CORTE DI CASSAZIONE PENALE – Rifiuto del ricovero in ospedale: il medico non è responsabile se poi il paziente muore (sentenza nr. 4957/14).
FATTO: Il Dott. —- è stato tratto a giudizio davanti al Tribunale di Napoli per rispondere del decesso di —, sopraggiunto intorno alle ore 12.40 del — per arresto cardiaco. Secondo l’accusa, il Dott. —., medico presso il pronto soccorso dell’ospedale —, ove il — si era portato per un insistente dolore al torace, ne ha cagionato la morte per colpa consistita in negligenza, imprudenza e imperizia. In particolare, per avere omesso di valutare adeguatamente i sintomi di una sindrome coronarica acuta di tipo ischemico già in atto, nonchè di consigliare al paziente di sottoporsi ad osservazione clinica al fine di effettuare elettrocardiogrammi, dosaggi dei marcatori cardiaci e tutti i controlli ed esami di laboratorio necessari per chiarire la natura e le cause del dolore lamentato.Lo stesso — è stato chiamato a rispondere, oltre che del delitto di omicidio colposo, anche del reato di cui all’art. 479 c.p., per avere, nella qualità sopra indicata, redatto e rilasciato il referto medico n. —, nel quale era stato falsamente attestato che il — aveva rifiutato l’osservazione che era stata consigliata dal sanitario.
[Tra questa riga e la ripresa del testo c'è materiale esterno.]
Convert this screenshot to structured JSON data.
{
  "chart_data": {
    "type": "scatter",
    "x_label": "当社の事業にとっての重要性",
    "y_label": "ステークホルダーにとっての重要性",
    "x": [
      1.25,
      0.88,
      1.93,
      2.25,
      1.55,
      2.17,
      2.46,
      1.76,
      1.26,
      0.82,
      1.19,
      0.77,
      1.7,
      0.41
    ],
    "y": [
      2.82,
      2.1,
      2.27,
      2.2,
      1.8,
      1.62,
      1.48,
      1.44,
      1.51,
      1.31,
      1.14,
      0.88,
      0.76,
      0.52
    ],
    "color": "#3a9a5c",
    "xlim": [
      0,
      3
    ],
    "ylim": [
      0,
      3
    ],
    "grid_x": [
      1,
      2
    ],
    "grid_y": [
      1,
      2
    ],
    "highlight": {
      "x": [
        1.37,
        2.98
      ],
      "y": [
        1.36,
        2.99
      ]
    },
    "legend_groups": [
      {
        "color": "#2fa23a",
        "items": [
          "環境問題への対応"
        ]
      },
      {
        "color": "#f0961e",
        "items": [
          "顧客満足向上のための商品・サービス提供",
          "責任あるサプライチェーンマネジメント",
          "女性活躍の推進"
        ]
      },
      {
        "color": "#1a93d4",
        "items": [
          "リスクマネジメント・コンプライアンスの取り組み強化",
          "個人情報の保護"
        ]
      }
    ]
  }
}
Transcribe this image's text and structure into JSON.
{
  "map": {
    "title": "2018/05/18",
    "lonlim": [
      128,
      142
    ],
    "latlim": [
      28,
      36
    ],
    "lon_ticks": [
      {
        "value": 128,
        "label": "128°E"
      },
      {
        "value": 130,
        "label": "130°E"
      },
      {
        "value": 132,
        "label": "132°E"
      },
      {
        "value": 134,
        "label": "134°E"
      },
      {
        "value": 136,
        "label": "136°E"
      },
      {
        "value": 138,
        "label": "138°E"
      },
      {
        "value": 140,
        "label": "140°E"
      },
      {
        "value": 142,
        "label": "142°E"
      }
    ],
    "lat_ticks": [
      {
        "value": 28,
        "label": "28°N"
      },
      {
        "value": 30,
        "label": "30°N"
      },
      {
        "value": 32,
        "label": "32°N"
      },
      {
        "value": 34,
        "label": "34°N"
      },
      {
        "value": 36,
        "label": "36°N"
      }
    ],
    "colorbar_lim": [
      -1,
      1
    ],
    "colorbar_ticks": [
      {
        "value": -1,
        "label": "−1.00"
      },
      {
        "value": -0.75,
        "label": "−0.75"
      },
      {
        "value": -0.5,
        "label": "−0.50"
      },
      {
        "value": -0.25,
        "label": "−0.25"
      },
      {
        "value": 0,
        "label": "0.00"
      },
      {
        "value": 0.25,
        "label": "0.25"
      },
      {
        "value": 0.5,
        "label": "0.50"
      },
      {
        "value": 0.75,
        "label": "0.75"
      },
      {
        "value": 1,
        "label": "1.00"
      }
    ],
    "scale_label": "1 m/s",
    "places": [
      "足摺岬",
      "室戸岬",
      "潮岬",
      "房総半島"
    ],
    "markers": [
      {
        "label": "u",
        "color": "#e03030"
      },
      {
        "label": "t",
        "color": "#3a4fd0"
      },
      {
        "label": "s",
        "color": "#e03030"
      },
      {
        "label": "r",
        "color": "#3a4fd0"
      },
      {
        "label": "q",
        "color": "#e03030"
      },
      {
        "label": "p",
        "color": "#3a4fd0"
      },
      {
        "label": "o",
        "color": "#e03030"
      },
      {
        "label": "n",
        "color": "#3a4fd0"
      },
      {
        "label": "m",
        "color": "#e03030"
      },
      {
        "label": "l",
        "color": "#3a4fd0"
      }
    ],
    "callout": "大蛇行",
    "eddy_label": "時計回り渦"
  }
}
DIRITTO: La Corte di Cassazione ha rilevato che “davanti ai sintomi denunciati dal —, l’imputato, secondo quanto dallo stesso riferito, pur davanti ai risultati delle analisi già eseguite, ritenuti entro i limini della norma, avesse consigliato il paziente di fermarsi in ospedale per eseguire ulteriori e più approfonditi accertamenti, e come lo stesso avesse rifiutato, adducendo anche esigenze di lavoro, ed avesse lasciato l’ospedale dopo avere firmato la liberatoria”. Nulla di più avrebbe potuto, quindi, pretendersi dal medico, che aveva correttamente consigliato al paziente di fermarsi in ospedale in osservazione. Deve, peraltro, aggiungersi che, se è vero che non risulta agli atti che l’imputato abbia segnalato il rischio di una crisi coronarica, è anche vero che l’invito a fermarsi in ospedale per ulteriori accertamenti, dopo l’esito di un elettrocardiogramma ai limiti della norma, non poteva che implicare l’esigenza di approfondire il quadro clinico proprio sotto il profilo cardiologico. “E non è pensabile che il medico, ove anche non avesse apertamente indicato il rischio di una crisi coronarica – comunque non prevedibile nell’intensità con la quale si è poi manifestata – non abbia almeno spiegato che gli accertamenti da eseguire erano proprio diretti ad escludere ipotizzabili patologie di natura cardiaca”.